I often joke with a friend of mine –  a quintessential finance broette – that the artworld often feels more socially exclusive than her world. Miserly unpaid internships and familial connections lubricate one’s path to creative success, even as galleries sanctimoniously don their liberal costuming. There are more state-educated, council house-raised colleagues at my friend’s jaunty dinner parties than at the literati soirées I attend. Amidst my friend’s banking milieu, I find myself struck by the exploitative banality of the creative industries which shape so much of, but rarely measure up to, our societal conversations around inclusion.

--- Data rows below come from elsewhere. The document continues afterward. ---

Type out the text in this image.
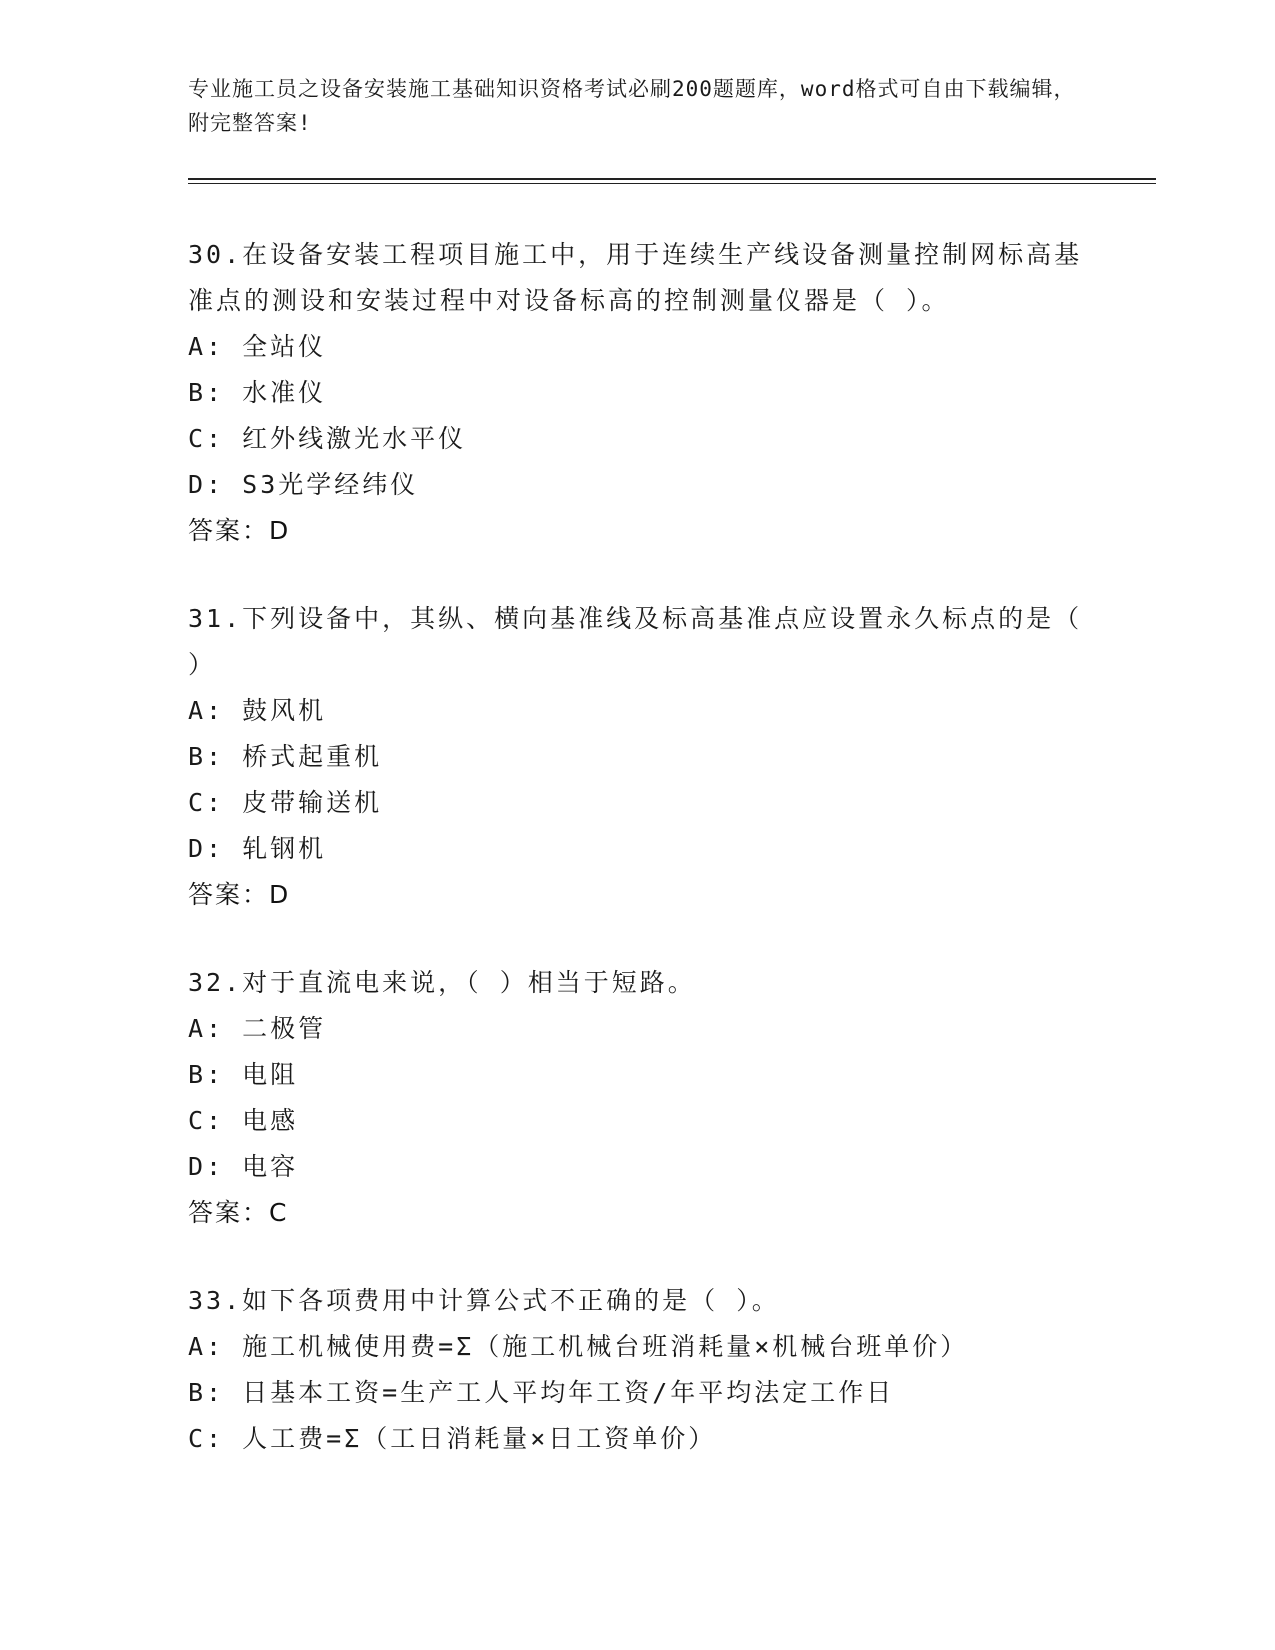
专业施工员之设备安装施工基础知识资格考试必刷200题题库，word格式可自由下载编辑，附完整答案!
30.在设备安装工程项目施工中，用于连续生产线设备测量控制网标高基准点的测设和安装过程中对设备标高的控制测量仪器是（ ）。
A: 全站仪
B: 水准仪
C: 红外线激光水平仪
D: S3光学经纬仪
答案：D
31.下列设备中，其纵、横向基准线及标高基准点应设置永久标点的是（ ）
A: 鼓风机
B: 桥式起重机
C: 皮带输送机
D: 轧钢机
答案：D
32.对于直流电来说，（ ）相当于短路。
A: 二极管
B: 电阻
C: 电感
D: 电容
答案：C
33.如下各项费用中计算公式不正确的是（ ）。
A: 施工机械使用费=Σ（施工机械台班消耗量×机械台班单价）
B: 日基本工资=生产工人平均年工资/年平均法定工作日
C: 人工费=Σ（工日消耗量×日工资单价）
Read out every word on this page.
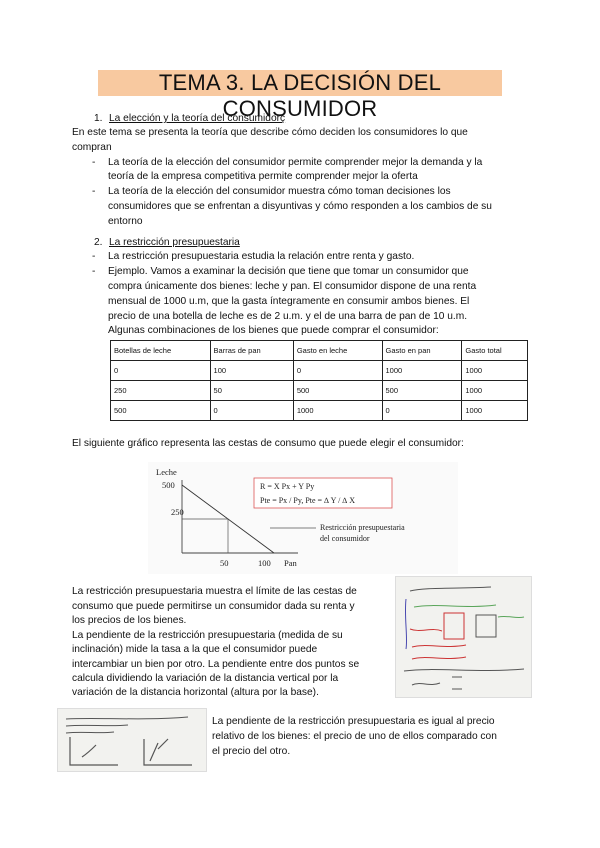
TEMA 3. LA DECISIÓN DEL CONSUMIDOR
1. La elección y la teoría del consumidorç
En este tema se presenta la teoría que describe cómo deciden los consumidores lo que
compran
- La teoría de la elección del consumidor permite comprender mejor la demanda y la
teoría de la empresa competitiva permite comprender mejor la oferta
- La teoría de la elección del consumidor muestra cómo toman decisiones los
consumidores que se enfrentan a disyuntivas y cómo responden a los cambios de su
entorno
2. La restricción presupuestaria
- La restricción presupuestaria estudia la relación entre renta y gasto.
- Ejemplo. Vamos a examinar la decisión que tiene que tomar un consumidor que
compra únicamente dos bienes: leche y pan. El consumidor dispone de una renta
mensual de 1000 u.m, que la gasta íntegramente en consumir ambos bienes. El
precio de una botella de leche es de 2 u.m. y el de una barra de pan de 10 u.m.
Algunas combinaciones de los bienes que puede comprar el consumidor:
Botellas de leche	Barras de pan	Gasto en leche	Gasto en pan	Gasto total
0	100	0	1000	1000
250	50	500	500	1000
500	0	1000	0	1000
El siguiente gráfico representa las cestas de consumo que puede elegir el consumidor:
Leche
500
250
50	100 Pan
R = X Px + Y Py
Pte = Px / Py, Pte = ∆ Y / ∆ X
Restricción presupuestaria
del consumidor
La restricción presupuestaria muestra el límite de las cestas de
consumo que puede permitirse un consumidor dada su renta y
los precios de los bienes.
La pendiente de la restricción presupuestaria (medida de su
inclinación) mide la tasa a la que el consumidor puede
intercambiar un bien por otro. La pendiente entre dos puntos se
calcula dividiendo la variación de la distancia vertical por la
variación de la distancia horizontal (altura por la base).
La pendiente de la restricción presupuestaria es igual al precio
relativo de los bienes: el precio de uno de ellos comparado con
el precio del otro.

Industry, 2020, still. Courtesy BBC

The 1980s saw Thatcher’s regulatory loosening immediately inject a burst of cosmopolitanism into the City’s veins. Working-class upstarts, foreign investors and global citizens stormed the gates. Top spots were no longer reserved solely for old chums who attended the right public schools and wore the right shoes. These changes were the backdrop to Serious Money, Caryl Churchill’s 1987 play where traders jostle in rhyming couplets through a satirical whirl of insider trading, corporate takeovers and murder. “One thing one learned from one’s colonial masters / One makes money from other people’s disasters”, a cocoa importer named Nigel proclaims, speaking at the intersection of new blood and old tricks. And Industry pries into these antagonisms simmering behind all the varied accents, passports and racial tick-boxes. Characters like Robert (Harry Lawtey) use hard drugs to numb class rage. Early on, a deep feeling of working-class inadequacy leads to overcompensation and, finally, tragedy. I kept thinking of how the only banker in the United States imprisoned as a result of the 2008 financial crisis was the Egyptian-born Kareem Serageldin.

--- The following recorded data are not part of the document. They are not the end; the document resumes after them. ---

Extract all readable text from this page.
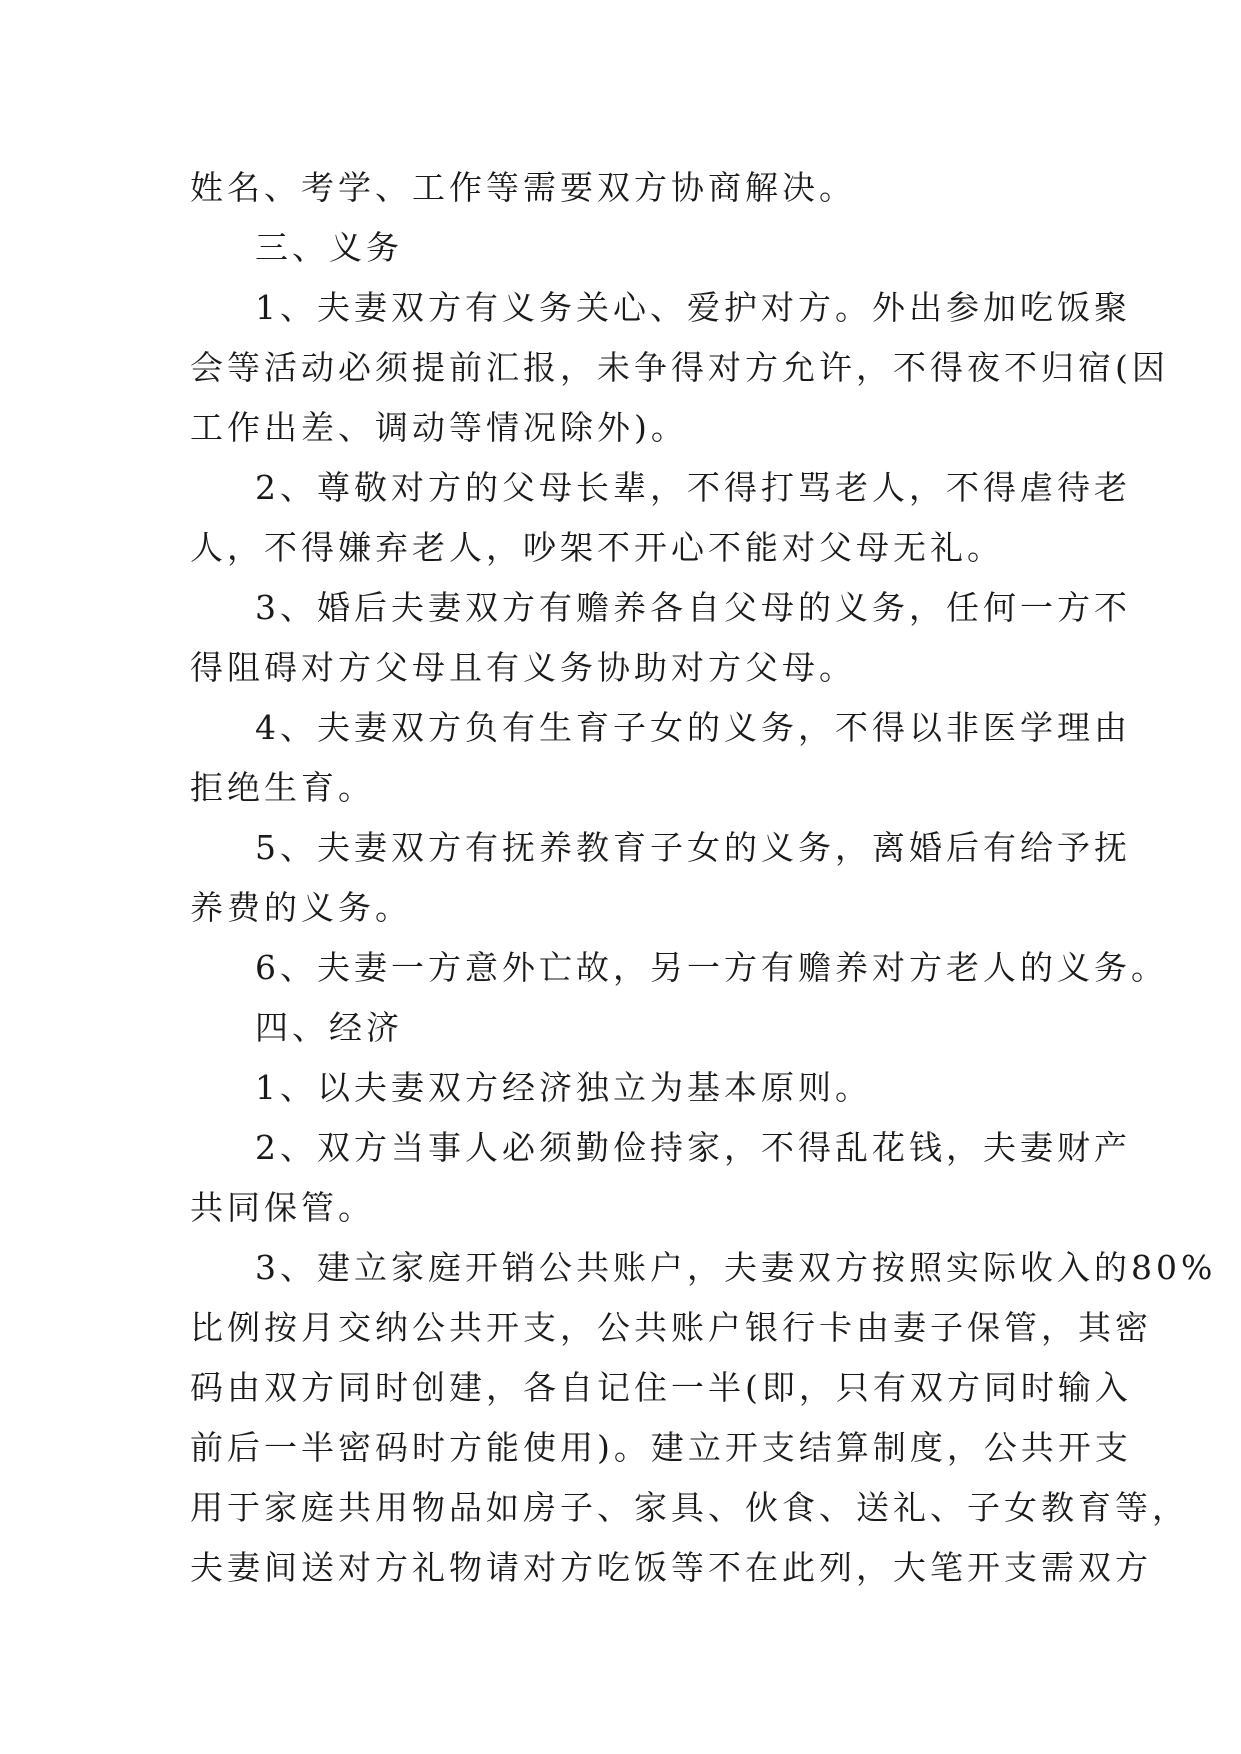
姓名、考学、工作等需要双方协商解决。
三、义务
1、夫妻双方有义务关心、爱护对方。外出参加吃饭聚
会等活动必须提前汇报，未争得对方允许，不得夜不归宿(因
工作出差、调动等情况除外)。
2、尊敬对方的父母长辈，不得打骂老人，不得虐待老
人，不得嫌弃老人，吵架不开心不能对父母无礼。
3、婚后夫妻双方有赡养各自父母的义务，任何一方不
得阻碍对方父母且有义务协助对方父母。
4、夫妻双方负有生育子女的义务，不得以非医学理由
拒绝生育。
5、夫妻双方有抚养教育子女的义务，离婚后有给予抚
养费的义务。
6、夫妻一方意外亡故，另一方有赡养对方老人的义务。
四、经济
1、以夫妻双方经济独立为基本原则。
2、双方当事人必须勤俭持家，不得乱花钱，夫妻财产
共同保管。
3、建立家庭开销公共账户，夫妻双方按照实际收入的80%
比例按月交纳公共开支，公共账户银行卡由妻子保管，其密
码由双方同时创建，各自记住一半(即，只有双方同时输入
前后一半密码时方能使用)。建立开支结算制度，公共开支
用于家庭共用物品如房子、家具、伙食、送礼、子女教育等，
夫妻间送对方礼物请对方吃饭等不在此列，大笔开支需双方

There’s a certain gratification in watching characters embrace their capacity for both duplicity and genuine empathy, even as they are worn down by long hours and frayed nerves. Alienation functions as background noise: during quiet moments in taxis, cramped bedrooms and office toilets. The height of 1980s yuppie culture gave us Capital City (1989-90), a British television drama series belonging to an era of brick phones and Deutsche Mark contracts. Industry’s millennial yuppies are hyper-stimulated but even lonelier. The career ladder feels shakier. Capital City’s writers had more sympathy for the young professionals they threw together. Industry’s mechanical procession of coke-fuelled meetings, homosocial power play, faked qualifications and trading floor titillation suggests that today’s TV writers are less impressed. The result is a slickly empty show. Maybe that’s the point.